Rozmowa z Katarzyną Hernandez, dyrektorką Zespołu Edukacji Cyfrowej i Bezpieczeństwa w Sieci w Biurze Rzecznika Praw Dziecka, pokazuje jedno: młodzi są ekspertami od życia online. To my, dorośli, mamy jeszcze wiele do nadrobienia — zwłaszcza w zakresie świadomości ich praw.
Świat cyfrowy to ich rzeczywistość
Dla młodych ludzi nie istnieje już podział na „świat realny” i „świat cyfrowy”. Internet to ich naturalne środowisko – są w nim od zawsze, a codzienne funkcjonowanie offline i online splata się w jeden strumień doświadczeń. To właśnie dlatego Biuro Rzecznika Praw Dziecka zainicjowało działania, które mają pomóc dorosłym zrozumieć tę rzeczywistość i wspierać dzieci z poszanowaniem ich podmiotowości.
– „Młodzi ludzie są biegli w świecie cyfrowym. Zostali w niego wrzuceni od urodzenia. Dla nich to nie jest środowisko obok – to jest ich środowisko” – mówi Katarzyna Hernandez.
Co naprawdę jest dla nich problemem?
W badaniach Biura Rzecznika Praw Dziecka aż 84% młodych wskazało hejt jako główne zagrożenie. Kolejne miejsca zajęły: publikacja wizerunku bez zgody oraz nękanie w sieci. Nie są to dane, które mogą dziwić – są jednak dowodem na dojrzałość i samoświadomość młodych.
– „Dzieci wiedzą, co się dzieje w sieci. Wiedzą, na co są narażone. I mają swoje przemyślenia, jak temu zapobiegać” – podkreśla Hernandez.
Zamiast traktować je jak biernych odbiorców edukacji cyfrowej, powinniśmy widzieć w nich aktywnych partnerów. Nie wystarczy, że dorośli rozmawiają o rozwiązaniach. Muszą rozmawiać z dziećmi – słuchać ich rekomendacji, reagować na zgłoszenia, angażować je w proces decyzyjny.
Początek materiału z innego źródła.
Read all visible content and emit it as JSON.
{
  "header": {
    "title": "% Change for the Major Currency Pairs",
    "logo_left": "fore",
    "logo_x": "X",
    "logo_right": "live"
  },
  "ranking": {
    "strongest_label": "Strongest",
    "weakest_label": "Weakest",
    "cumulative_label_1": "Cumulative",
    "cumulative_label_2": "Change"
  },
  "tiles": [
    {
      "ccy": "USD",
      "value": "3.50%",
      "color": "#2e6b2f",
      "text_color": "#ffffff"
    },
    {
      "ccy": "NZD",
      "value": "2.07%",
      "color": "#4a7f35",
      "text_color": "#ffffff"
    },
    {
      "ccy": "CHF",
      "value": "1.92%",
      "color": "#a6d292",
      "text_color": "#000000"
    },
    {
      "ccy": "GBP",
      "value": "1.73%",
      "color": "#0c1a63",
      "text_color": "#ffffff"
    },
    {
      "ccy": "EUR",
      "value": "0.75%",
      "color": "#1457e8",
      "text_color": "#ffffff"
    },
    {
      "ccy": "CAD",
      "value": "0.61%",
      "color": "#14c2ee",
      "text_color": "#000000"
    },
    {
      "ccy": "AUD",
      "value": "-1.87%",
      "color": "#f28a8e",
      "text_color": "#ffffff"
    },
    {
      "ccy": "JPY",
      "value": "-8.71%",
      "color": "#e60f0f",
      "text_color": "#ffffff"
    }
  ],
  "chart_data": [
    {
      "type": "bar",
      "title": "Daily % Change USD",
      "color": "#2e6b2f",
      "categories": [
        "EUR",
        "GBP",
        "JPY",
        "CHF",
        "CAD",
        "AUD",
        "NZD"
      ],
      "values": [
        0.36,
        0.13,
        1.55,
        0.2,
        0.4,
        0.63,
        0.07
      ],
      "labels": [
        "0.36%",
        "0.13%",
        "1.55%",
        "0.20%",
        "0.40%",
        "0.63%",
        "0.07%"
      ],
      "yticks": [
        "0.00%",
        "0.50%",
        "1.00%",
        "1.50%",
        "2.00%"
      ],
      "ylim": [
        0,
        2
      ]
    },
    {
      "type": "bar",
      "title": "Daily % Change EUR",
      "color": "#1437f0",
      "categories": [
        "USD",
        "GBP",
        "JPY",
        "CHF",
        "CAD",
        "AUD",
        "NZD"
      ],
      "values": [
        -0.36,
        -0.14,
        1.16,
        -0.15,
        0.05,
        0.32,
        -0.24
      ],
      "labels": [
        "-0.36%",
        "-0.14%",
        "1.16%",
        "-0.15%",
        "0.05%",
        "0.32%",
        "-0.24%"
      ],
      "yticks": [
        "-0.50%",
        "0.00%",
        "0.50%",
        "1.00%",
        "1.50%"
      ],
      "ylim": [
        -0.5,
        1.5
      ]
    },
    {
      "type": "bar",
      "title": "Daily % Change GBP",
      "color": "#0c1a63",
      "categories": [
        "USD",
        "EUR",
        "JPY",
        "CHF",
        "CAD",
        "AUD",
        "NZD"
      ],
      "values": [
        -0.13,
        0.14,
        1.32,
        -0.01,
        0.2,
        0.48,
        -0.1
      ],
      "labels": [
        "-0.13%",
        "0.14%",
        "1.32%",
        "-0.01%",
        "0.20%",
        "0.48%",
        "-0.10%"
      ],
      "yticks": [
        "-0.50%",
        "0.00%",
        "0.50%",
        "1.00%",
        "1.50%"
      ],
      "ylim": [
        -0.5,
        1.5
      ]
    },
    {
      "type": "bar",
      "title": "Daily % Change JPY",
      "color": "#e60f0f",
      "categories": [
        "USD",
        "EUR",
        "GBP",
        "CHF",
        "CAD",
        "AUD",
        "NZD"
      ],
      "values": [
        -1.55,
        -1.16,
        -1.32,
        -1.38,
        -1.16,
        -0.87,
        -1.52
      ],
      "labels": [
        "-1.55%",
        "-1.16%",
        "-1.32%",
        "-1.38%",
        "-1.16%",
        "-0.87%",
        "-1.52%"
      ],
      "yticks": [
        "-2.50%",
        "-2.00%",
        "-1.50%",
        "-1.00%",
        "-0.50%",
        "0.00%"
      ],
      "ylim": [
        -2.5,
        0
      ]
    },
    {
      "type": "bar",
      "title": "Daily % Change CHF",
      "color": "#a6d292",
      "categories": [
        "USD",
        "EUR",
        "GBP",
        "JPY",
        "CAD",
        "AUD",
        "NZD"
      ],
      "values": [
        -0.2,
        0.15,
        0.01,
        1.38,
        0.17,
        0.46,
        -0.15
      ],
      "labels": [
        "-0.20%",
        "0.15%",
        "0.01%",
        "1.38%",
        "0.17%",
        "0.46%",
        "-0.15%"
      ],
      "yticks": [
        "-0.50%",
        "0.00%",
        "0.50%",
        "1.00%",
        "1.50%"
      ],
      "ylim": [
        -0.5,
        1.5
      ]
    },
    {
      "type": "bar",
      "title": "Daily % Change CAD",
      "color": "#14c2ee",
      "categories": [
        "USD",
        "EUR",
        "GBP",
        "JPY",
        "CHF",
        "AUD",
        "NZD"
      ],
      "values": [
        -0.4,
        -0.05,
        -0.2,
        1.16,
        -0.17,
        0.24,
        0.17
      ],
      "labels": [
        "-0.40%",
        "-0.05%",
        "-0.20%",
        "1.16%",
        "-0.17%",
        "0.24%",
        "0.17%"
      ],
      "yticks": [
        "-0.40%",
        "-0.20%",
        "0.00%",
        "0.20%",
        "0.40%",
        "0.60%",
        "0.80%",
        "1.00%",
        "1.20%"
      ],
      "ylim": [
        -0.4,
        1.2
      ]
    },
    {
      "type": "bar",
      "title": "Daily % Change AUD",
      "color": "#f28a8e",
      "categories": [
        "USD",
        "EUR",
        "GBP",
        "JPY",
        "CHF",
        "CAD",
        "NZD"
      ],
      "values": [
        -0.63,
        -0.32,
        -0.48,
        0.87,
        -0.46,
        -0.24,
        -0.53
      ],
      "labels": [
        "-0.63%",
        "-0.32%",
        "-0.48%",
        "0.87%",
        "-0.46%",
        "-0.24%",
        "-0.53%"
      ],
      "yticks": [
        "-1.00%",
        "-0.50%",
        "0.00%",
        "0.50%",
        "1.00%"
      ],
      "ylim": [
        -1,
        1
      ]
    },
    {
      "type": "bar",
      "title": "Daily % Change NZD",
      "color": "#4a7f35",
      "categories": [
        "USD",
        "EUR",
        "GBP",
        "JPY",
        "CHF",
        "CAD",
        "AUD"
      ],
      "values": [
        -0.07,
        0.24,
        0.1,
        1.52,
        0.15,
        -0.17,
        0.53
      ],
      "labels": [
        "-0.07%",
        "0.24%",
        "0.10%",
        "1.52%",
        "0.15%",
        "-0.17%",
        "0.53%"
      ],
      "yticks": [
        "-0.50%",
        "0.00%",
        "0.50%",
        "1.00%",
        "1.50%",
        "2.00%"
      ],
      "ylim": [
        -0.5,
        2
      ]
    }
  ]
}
Prawo do głosu i prawo do prywatności
Biuro Rzecznika przypomina, że Konwencja o Prawach Dziecka – choć powstała przed epoką smartfonów – gwarantuje młodym ludziom m.in. prawo do partycypacji i prawo do prywatności. Te prawa obowiązują również w świecie cyfrowym. Dziś stają się fundamentem debaty o ochronie wizerunku.
– „To smutne, że dzieci słyszą: 'Mam zgodę twojej mamy, więc się nie zasłaniaj’” – mówi Hernandez. – „To cytaty z życia. A przecież dziecko też ma prawo powiedzieć 'nie’. I musi mieć poczucie, że zostanie wysłuchane.”
Kampania „Więcej szacunku dla młodego wizerunku”, prowadzona przez Biuro Rzecznika, to jeden z kroków ku zmianie myślenia. Jej celem jest nie tylko przypomnienie o obowiązującym prawie, ale i budowanie kultury uważności, delikatności i zgody.
Technologia nie zwalnia z rozmowy
Rodzice, nauczyciele i szkoły coraz chętniej korzystają z narzędzi cyfrowych do komunikacji i monitorowania dzieci. To zrozumiałe – dzienniki elektroniczne, grupy na Messengerze, zamknięte konta na Facebooku. Ale gdzie w tym wszystkim przestrzeń dla dziecka?
– „Kiedy my, dorośli, wiemy wszystko z komunikatora, to siłą rzeczy mniej pytamy. A dzieci nie mają już nawet okazji opowiedzieć same, co się wydarzyło. Tracimy coś więcej niż prywatność – tracimy relację” – mówi Hernandez.
Nie każde zdjęcie musi trafić do internetu. Nie każde zdarzenie wymaga cyfrowego śladu. A każde dziecko ma prawo do chwili, która należy tylko do niego.
Czego dziś potrzeba najbardziej?
Na koniec rozmowy Katarzyna Hernandez odpowiada bez wahania: potrzeba słuchania młodych.
– „Nie chodzi o to, by mieć młodzieżowy organ do podpisu w raporcie. Chodzi o to, żeby młodzi ludzie naprawdę czuli, że ich zdanie się liczy. Że są współtwórcami zmian.”
Prawdziwa partycypacja to nie hasło. To codzienne decyzje – o tym, kiedy zrobimy zdjęcie, kiedy je opublikujemy, kiedy zapytamy dziecko, co czuje. A przede wszystkim: kiedy damy mu przestrzeń, by mogło powiedzieć „nie” – i by to „nie” zostało uszanowane.